Here is a list of various resources to help you get started:

  • The most important resource is Jewishgen at www.jewishgen.org. A warning: you will spend many hours on this website.
    • Beginners, start at http://www.jewishgen.org/InfoFiles/ and here: www.jewishgen.org/infofiles/faq.html. Jewishgen has thousands of databases and literally millions of records from all over the world.  
    • You may want to start by looking at the Jewish Family Finder database to see if anyone with your family name is reaching out to other researchers.
    •  If you need help translating a document or interpreting a family photo, check out ViewMate. 
    • If you are trying to find information about your ancestral village, go to KehillaLinks and see if Jewishgen volunteer has created a virtual shtetl for your town.
    • There are numerous Special Interest Groups (SIGs) on Jewishgen, each with their own resources and members willing to help you with your toughest questions.

  • The International Association of Jewish Genealogical Societies (IAJGS) at http://www.iajgs.org/links.html has hundreds of links to different sites.

  • Gary Mokotoff’s website, www.avotaynu.com, is also a good place for beginning researchers to.
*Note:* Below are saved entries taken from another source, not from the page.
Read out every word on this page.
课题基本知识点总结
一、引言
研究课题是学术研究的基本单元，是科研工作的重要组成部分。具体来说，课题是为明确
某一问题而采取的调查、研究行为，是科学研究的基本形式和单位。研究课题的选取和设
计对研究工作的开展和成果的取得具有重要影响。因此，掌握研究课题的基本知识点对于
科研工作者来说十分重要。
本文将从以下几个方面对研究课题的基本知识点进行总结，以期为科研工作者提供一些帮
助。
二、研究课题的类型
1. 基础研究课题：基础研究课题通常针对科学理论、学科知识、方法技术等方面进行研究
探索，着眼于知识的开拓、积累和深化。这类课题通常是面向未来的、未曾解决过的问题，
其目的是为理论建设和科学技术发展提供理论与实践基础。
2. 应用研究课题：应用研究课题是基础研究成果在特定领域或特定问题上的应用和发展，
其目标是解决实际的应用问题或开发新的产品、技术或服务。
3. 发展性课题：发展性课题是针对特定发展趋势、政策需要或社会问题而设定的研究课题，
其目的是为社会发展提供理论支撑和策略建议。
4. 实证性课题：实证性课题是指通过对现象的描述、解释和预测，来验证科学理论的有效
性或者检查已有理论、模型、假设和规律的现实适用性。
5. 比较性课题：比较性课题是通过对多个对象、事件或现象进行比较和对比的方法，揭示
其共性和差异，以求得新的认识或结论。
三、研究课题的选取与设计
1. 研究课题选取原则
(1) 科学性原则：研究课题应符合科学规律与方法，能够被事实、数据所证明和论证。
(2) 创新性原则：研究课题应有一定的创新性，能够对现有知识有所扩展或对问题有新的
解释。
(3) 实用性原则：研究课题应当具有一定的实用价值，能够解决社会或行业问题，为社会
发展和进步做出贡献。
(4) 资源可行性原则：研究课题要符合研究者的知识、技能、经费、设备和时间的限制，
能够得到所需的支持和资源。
Gary is the leading publisher of products of interest to persons who are researching Jewish genealogy, Jewish family trees or Jewish roots. If you are a beginner, make sure you go to http://www.avotaynu.com/csi/csi-home.htm and search your family’s surname. Also go to www.avotaynu.com/recommend.htm for a list of Gary’s most important resources for beginners.

    The Joint Distribution Committee (JDC) Names Index is a database where you can search for names of relatives, friends, ancestors; anyone worldwide who has received JDC aid, financial or otherwise. Currently indexed material includes lists of people helped from 1914 to 1973. While this is a substantial sampling of names on lists in our records, it is by no means our entire collection. The JDC Archives documents the relief, rescue and rehabilitation activities of the JDC from its founding in 1914 to the present. Its holdings include over 3 miles of text documents; over 100,000 photographs; a research library of 6,000 books; and approximately 1,500 audiovisual materials, including 200 oral histories.
    Go to http://archives.jdc.org/archives-search/?s=archivestopnav


  • Some other tips:
    • Start with what you know
    • Work from the known to the unknown, one small step at a time. 
    • Work backwards, from the present to the past, gathering facts as you go. 
    • Be methodical and use software or paper charts to keep track of information. Familysearch and other websites have free charts. 
    • Interview your relatives. Write or talk to your family members. Ask them about family names, where they lived, when they immigrated, what town they came from. 
    • Google your family name.
    • Check the U.S. Federal Census, taken every 10 years. The 1940 Census is the most recent available. Available online at www.ancestry.com
    • Check other records: 
      • City directories; birth, marriage and death records; naturalization records;
      • Passenger Lists; 
      • Probate records; deeds, etc. Your local Mormon Church may have computer access to its family search database and others, such as ancestry.com. 
    • Coordinate with other genealogists researching the same family names and towns: Consult the JewishGen Family Finder (JGFF) at www.jewishgen.org. 
    • Get involved with the Triangle Jewish Genealogical Society (TJGS).